With such turnover, and the disappearance of traditional pension plans in favor of employer sponsored plans such as a 401(k), 403(b) and others, the American worker has to now deal with rolling over funds from their retirement plans on a somewhat regular basis.
By way of a news release a few years back, the IRS announced that beginning on January 1, 2015, only one (1) indirect rollover per a 12-month period is permitted without a tax or penalty, regardless of the number of IRA accounts that you may have.
What is an Indirect Rollover?
When an owner takes a withdrawal from a tax-deferred plan and receives the funds personally and returns the funds to an IRA within 60 days. IRC § 408(d)(3)(B)
Sue decides to retire from her job and roll over funds from her 403(b) plan into an IRA. Sue decides that she wants the funds sent to her directly instead of a trustee-to-trustee transfer, and that she will deposit them in the IRA within the next 60 days. If she completes this task properly, then Sue will not face a tax or penalty.
Rollovers NOT Subject to the New Rule
- Trustee-to-Trustee transfers of like accounts such as traditional IRA to traditional IRA
- Direct rollovers that go institution to institution such as 401(k) to an IRA
- Rollovers between qualified plans and IRAs
What We Learned From The Case
Perhaps the most interesting part of this rule comes from how it was derived. It was a result of a court decision in the case of Bobrow vs Commissioner. Since 1994, Publication 590, which is an IRS document, provided guidelines regarding the income tax treatment of distributions from IRAs. The court however contradicted the IRS guidance.
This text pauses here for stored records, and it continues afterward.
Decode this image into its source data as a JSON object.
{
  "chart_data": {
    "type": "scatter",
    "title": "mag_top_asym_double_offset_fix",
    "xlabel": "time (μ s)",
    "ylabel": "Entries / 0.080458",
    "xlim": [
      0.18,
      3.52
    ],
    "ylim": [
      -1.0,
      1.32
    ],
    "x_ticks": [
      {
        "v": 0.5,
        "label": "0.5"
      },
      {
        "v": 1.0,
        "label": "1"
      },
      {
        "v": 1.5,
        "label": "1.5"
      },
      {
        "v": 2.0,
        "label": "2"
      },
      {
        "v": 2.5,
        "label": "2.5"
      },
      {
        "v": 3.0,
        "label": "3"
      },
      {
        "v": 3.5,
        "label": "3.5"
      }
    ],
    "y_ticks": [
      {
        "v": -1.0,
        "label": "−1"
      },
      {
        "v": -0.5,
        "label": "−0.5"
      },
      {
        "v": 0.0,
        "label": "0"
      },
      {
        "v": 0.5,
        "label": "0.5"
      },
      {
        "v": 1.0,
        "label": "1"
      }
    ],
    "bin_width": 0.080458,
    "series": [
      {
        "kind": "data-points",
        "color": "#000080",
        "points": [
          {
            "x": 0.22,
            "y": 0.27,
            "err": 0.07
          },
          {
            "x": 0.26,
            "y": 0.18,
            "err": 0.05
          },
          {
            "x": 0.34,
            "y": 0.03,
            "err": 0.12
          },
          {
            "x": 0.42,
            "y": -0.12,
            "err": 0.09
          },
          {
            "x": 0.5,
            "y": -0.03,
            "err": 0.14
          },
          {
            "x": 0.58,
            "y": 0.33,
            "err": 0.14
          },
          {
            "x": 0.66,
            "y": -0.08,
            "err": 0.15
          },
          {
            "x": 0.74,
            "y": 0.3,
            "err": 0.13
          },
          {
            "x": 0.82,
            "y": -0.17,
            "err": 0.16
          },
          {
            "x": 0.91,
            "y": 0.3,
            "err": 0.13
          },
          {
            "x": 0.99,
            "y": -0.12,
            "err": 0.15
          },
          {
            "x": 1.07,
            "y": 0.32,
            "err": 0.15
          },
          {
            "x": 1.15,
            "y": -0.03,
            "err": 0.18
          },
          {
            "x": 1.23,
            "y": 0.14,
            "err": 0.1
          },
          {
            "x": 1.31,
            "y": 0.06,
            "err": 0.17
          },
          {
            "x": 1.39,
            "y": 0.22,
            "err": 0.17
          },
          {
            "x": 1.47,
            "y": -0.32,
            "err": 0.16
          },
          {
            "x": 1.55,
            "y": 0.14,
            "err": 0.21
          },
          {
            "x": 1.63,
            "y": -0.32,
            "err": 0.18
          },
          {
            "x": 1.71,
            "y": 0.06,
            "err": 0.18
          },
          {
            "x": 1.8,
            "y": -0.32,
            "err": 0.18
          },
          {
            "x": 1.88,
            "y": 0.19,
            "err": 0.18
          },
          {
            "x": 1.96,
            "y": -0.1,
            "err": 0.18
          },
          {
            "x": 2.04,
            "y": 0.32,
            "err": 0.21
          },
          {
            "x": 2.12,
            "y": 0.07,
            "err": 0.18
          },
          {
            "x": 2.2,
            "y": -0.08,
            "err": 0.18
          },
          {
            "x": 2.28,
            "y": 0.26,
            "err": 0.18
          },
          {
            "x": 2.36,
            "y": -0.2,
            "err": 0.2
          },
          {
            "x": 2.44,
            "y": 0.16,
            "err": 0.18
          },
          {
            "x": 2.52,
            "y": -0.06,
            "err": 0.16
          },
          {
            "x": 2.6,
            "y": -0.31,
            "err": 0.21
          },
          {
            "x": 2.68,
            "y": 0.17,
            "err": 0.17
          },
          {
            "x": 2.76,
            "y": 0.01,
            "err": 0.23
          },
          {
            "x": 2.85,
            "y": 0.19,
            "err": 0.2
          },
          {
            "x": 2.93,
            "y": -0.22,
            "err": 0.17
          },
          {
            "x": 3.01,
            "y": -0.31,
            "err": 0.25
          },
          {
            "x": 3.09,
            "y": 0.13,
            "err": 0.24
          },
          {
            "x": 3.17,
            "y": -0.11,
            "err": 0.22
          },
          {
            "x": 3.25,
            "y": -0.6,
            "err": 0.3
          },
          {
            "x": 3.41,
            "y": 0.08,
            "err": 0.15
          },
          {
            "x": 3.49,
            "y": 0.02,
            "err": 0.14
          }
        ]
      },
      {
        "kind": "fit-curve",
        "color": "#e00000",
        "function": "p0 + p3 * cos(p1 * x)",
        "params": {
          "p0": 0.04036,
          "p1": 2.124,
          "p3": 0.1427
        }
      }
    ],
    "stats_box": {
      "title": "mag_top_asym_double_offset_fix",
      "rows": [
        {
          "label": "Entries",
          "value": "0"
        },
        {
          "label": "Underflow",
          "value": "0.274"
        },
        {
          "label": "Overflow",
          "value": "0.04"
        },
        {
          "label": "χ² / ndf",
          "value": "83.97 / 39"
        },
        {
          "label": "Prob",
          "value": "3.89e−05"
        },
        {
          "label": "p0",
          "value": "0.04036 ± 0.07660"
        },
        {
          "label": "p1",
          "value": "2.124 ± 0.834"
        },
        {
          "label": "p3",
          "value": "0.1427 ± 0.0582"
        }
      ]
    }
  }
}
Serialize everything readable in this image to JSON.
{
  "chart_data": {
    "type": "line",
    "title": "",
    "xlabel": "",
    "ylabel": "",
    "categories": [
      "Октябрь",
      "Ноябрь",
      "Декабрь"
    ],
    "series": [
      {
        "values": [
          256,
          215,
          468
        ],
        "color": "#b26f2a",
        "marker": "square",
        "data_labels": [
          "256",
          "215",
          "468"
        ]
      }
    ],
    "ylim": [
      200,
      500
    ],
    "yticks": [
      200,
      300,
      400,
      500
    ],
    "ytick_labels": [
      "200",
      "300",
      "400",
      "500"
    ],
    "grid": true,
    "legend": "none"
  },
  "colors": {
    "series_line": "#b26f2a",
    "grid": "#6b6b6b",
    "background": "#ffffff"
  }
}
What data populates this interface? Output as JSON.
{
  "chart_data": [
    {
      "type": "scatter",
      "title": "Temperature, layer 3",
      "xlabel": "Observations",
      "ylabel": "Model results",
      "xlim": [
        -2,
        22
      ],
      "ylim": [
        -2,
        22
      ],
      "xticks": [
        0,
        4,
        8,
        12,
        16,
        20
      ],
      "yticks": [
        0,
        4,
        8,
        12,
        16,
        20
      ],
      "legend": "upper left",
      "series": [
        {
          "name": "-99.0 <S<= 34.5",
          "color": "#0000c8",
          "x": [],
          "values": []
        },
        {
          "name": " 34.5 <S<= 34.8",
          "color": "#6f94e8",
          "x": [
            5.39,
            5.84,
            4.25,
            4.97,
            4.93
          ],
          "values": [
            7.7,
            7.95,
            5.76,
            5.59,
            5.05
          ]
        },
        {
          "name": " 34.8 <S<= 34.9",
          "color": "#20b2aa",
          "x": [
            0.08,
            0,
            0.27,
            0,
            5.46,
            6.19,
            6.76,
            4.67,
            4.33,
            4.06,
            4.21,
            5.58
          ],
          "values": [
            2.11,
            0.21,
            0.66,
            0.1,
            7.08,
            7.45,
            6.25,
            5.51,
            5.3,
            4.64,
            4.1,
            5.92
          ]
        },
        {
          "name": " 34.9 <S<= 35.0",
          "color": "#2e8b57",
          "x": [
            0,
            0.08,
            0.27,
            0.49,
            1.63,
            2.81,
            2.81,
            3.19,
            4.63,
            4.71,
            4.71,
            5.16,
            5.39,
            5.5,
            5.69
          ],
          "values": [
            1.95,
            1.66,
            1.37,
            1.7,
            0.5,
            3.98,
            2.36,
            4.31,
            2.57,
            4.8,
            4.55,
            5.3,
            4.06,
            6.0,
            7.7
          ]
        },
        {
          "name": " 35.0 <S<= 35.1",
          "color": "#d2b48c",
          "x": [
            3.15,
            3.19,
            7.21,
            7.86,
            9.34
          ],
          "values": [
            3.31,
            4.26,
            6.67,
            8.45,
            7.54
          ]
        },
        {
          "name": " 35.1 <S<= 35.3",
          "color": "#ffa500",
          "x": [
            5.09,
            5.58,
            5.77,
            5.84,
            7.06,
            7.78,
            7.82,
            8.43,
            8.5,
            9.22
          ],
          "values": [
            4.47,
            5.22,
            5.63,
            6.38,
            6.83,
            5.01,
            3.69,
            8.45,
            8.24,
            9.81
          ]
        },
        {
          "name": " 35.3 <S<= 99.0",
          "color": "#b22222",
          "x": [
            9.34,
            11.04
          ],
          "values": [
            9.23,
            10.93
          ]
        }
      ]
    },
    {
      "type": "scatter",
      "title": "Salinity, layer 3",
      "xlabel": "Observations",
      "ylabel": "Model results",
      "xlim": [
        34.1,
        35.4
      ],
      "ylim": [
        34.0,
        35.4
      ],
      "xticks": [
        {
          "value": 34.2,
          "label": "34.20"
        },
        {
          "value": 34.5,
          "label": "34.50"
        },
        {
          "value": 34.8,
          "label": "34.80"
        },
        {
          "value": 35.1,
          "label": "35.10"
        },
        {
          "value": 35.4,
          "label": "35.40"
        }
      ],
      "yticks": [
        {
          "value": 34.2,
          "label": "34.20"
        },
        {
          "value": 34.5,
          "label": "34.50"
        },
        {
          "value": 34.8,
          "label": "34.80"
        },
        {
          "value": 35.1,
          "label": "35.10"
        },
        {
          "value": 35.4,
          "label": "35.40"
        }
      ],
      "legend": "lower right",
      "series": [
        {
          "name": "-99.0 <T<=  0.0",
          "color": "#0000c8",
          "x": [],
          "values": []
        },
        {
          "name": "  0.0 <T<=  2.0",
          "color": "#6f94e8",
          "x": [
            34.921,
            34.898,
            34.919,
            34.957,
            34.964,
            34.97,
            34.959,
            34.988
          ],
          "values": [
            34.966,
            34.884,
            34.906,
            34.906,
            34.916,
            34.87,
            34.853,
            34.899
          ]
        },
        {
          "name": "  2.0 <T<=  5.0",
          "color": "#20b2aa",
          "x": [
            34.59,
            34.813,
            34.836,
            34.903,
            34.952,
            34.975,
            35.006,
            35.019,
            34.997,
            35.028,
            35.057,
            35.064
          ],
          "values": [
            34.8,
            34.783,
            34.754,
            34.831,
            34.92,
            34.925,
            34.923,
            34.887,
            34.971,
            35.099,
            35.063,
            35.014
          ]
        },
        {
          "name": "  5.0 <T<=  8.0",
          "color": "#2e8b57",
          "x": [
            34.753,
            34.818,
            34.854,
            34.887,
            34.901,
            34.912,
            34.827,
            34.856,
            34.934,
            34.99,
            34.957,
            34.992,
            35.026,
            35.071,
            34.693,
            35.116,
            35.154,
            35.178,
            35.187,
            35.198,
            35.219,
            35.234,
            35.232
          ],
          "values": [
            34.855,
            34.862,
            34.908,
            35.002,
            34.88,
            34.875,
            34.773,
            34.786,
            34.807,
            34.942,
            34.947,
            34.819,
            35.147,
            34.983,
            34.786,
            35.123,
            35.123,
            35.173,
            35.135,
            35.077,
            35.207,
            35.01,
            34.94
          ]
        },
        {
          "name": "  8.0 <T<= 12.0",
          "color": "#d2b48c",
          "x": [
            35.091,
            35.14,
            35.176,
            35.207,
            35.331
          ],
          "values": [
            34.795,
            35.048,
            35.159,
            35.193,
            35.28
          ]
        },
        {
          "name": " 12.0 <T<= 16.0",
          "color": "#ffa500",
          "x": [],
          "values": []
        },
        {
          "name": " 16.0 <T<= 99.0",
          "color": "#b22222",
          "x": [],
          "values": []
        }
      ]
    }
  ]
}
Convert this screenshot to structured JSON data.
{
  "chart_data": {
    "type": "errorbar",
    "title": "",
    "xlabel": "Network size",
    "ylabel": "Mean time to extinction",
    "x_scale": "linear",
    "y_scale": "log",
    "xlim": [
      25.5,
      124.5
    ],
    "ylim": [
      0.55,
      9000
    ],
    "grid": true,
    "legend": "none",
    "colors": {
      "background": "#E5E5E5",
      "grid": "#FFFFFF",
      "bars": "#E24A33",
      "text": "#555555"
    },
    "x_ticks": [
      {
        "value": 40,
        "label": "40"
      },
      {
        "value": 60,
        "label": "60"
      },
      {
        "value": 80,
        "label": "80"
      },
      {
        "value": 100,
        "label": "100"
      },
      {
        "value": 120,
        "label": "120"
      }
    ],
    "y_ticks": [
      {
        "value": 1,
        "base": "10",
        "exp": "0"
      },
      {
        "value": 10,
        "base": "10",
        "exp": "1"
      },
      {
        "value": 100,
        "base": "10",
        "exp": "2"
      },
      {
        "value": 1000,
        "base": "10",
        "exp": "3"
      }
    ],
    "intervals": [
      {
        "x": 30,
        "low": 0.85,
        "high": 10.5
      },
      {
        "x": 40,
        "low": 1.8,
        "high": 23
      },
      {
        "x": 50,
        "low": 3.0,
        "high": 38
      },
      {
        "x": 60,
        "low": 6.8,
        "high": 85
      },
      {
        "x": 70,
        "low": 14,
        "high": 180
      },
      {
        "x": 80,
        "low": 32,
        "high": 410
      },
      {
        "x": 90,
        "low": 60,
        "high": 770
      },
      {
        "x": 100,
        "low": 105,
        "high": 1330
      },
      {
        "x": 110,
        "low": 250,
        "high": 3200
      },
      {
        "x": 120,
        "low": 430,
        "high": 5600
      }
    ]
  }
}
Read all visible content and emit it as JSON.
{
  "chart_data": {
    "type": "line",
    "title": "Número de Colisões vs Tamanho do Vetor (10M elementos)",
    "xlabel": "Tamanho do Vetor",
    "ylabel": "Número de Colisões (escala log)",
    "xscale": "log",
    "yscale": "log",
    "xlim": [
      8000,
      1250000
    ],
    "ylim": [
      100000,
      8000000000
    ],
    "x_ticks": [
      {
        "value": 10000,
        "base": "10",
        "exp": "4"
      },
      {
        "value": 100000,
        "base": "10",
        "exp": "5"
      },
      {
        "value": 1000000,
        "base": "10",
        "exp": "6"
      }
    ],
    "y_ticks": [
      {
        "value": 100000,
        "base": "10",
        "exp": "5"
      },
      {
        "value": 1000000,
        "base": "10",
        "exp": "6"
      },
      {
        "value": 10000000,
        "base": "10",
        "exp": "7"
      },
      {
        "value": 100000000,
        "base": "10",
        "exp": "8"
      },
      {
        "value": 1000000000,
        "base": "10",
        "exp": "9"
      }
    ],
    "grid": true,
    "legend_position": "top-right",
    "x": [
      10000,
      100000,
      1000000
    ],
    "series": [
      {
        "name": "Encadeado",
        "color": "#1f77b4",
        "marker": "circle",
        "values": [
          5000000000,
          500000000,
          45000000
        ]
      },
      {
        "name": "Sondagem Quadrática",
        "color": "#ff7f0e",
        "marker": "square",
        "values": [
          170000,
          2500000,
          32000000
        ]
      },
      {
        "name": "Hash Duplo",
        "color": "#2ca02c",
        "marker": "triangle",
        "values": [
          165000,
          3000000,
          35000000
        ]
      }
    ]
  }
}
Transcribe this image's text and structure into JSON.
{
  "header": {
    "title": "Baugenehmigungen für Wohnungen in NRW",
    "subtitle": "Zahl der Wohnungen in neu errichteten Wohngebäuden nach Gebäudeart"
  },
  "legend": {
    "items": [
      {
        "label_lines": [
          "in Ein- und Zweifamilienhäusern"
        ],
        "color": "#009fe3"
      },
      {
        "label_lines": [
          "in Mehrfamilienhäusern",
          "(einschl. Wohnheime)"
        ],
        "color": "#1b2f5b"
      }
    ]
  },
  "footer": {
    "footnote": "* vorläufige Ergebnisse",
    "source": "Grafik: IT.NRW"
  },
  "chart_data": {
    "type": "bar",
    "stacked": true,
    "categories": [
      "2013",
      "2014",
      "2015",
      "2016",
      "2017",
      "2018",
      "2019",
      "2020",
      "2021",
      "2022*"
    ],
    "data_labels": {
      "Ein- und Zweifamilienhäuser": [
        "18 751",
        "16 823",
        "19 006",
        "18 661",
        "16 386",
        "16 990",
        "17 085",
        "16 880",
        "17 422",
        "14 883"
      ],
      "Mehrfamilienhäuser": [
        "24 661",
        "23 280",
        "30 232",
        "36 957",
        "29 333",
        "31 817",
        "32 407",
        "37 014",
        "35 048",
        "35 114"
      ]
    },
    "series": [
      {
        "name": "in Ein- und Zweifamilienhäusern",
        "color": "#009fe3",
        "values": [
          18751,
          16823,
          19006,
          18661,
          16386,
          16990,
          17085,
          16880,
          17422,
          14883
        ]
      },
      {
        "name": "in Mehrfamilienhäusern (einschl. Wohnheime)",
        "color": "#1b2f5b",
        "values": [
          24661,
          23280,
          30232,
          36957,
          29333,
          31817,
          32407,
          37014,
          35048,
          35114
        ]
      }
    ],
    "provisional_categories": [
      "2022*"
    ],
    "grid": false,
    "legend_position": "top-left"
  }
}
In its ruling, the court ruled that the legislative history of the provision regarding indirect rollovers 408(d)(3)(B) did not intend to allow for multiple withdrawals contrary to Publication 590. In his decision, Tax Court Judge Joseph W. Nega said that the IRS published guidelines “is not binding precedent” and that “taxpayers rely on IRS guidance at their own peril.”
There are 3 takeaways from this ruling that are extremely important if you are contemplating transferring funds from retirement accounts. First, understand that there are rules that must be followed to avoid unintended consequences. Second, make sure to work with a qualified professional. Finally, this is a reminder back to civics class that the judicial branch (the courts) interpret laws, while the executive branch (IRS), is responsible for enforcing the laws.